通常の並列4気筒エンジンでは吸気経路をストレートに伸ばすとキャブレターがライダーの膝に干渉するという問題があったのですが、FZ750はエンジンのシリンダーを前傾させ、エアクリーナーボックスをタンク下に設置することによって、ガソリンと空気の混合気がマニホールド(吸気口)をストレートに流れるようになっており、ハイパワーと低燃費の両立を実現しました。

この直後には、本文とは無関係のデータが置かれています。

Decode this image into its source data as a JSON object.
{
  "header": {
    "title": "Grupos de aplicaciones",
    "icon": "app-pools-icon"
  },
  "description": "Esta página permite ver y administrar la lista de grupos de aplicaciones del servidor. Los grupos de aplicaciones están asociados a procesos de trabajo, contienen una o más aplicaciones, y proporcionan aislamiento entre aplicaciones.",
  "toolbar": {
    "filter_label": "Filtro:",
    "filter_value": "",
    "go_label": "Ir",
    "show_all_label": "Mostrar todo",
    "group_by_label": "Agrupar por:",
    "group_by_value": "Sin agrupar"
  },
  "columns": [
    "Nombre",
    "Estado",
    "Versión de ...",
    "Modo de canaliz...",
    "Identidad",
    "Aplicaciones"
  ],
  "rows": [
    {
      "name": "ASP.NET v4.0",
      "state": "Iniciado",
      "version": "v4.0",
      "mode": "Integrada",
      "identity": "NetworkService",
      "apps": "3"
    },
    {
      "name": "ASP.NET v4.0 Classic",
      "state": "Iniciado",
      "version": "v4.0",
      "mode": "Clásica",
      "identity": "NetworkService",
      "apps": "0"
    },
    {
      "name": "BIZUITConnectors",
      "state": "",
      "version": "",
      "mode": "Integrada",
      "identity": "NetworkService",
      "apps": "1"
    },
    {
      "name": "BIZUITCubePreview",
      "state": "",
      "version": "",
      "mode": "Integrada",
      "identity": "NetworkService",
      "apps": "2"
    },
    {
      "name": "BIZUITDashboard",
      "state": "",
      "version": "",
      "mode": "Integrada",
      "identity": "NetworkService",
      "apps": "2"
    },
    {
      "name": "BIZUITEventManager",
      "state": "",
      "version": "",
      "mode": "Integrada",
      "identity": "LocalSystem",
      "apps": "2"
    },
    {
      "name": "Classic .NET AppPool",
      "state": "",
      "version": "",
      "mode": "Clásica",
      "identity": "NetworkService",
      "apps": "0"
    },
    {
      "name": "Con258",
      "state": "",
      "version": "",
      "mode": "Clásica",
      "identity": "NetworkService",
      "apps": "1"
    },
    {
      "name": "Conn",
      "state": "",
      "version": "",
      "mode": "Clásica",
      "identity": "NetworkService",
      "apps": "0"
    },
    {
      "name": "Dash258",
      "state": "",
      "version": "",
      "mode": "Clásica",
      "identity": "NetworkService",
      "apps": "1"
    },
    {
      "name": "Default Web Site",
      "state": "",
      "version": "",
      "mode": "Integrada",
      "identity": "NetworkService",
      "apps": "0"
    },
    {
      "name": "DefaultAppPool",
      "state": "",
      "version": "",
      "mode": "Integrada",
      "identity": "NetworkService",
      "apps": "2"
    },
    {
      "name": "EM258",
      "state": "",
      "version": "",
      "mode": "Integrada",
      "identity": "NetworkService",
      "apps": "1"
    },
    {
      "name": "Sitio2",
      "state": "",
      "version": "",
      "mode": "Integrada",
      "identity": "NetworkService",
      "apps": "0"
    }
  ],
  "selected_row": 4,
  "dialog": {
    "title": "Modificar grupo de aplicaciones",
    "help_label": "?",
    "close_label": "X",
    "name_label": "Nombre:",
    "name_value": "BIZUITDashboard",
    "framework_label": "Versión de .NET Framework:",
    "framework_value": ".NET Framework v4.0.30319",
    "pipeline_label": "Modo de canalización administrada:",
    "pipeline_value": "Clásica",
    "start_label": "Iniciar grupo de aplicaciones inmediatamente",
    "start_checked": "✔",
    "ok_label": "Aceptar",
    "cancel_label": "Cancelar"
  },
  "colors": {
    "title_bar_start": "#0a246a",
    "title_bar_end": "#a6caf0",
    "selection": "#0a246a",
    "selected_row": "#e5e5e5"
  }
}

また、エンジン搭載位置が低く前方に移ったことで、車体の低重心化と前後重量配分の最適化に成功しました。

このシリンダー前傾エンジンは現代のスポーツモデルのバイクではほとんどが採用していますよね。

 

このシリンダー前傾エンジンに組み合わされたのが、

世界初の5バルブ・DOHC

5バルブの大きなメリットは吸気バルブを3本にすることによる吸気面積の増大、バルブ自体の軽量化。

そして、結果的に全体的にコンパクトな凸型レンズ状高圧縮比化燃焼室となり、理想に近い燃焼室を完成させたことにありました。

 

このシリンダー前傾、5バルブを備えたエンジンレイアウトは『GENESIS(ジェネシス)』と名づけられ、その後多くのヤマハ スポーツモデルを代表する4ストローク技術となりました。

 

GENESISを受け継ぐYZF-R1

YZF-R1にも、このシリンダー前傾、5バルブエンジンのエンジンレイアウトは受け継がれています。

しかし、YZF-R1の初代モデルの以前にも、FZR1000という1000ccスポーツモデルが存在し、そのカウルには『GENESIS』のステッカーが貼られていたのですが、その後発売されたYZF1000RサンダーエースにはなぜかGENESISのロゴステッカーは貼られず、以後のスポーツモデルにも確認できません。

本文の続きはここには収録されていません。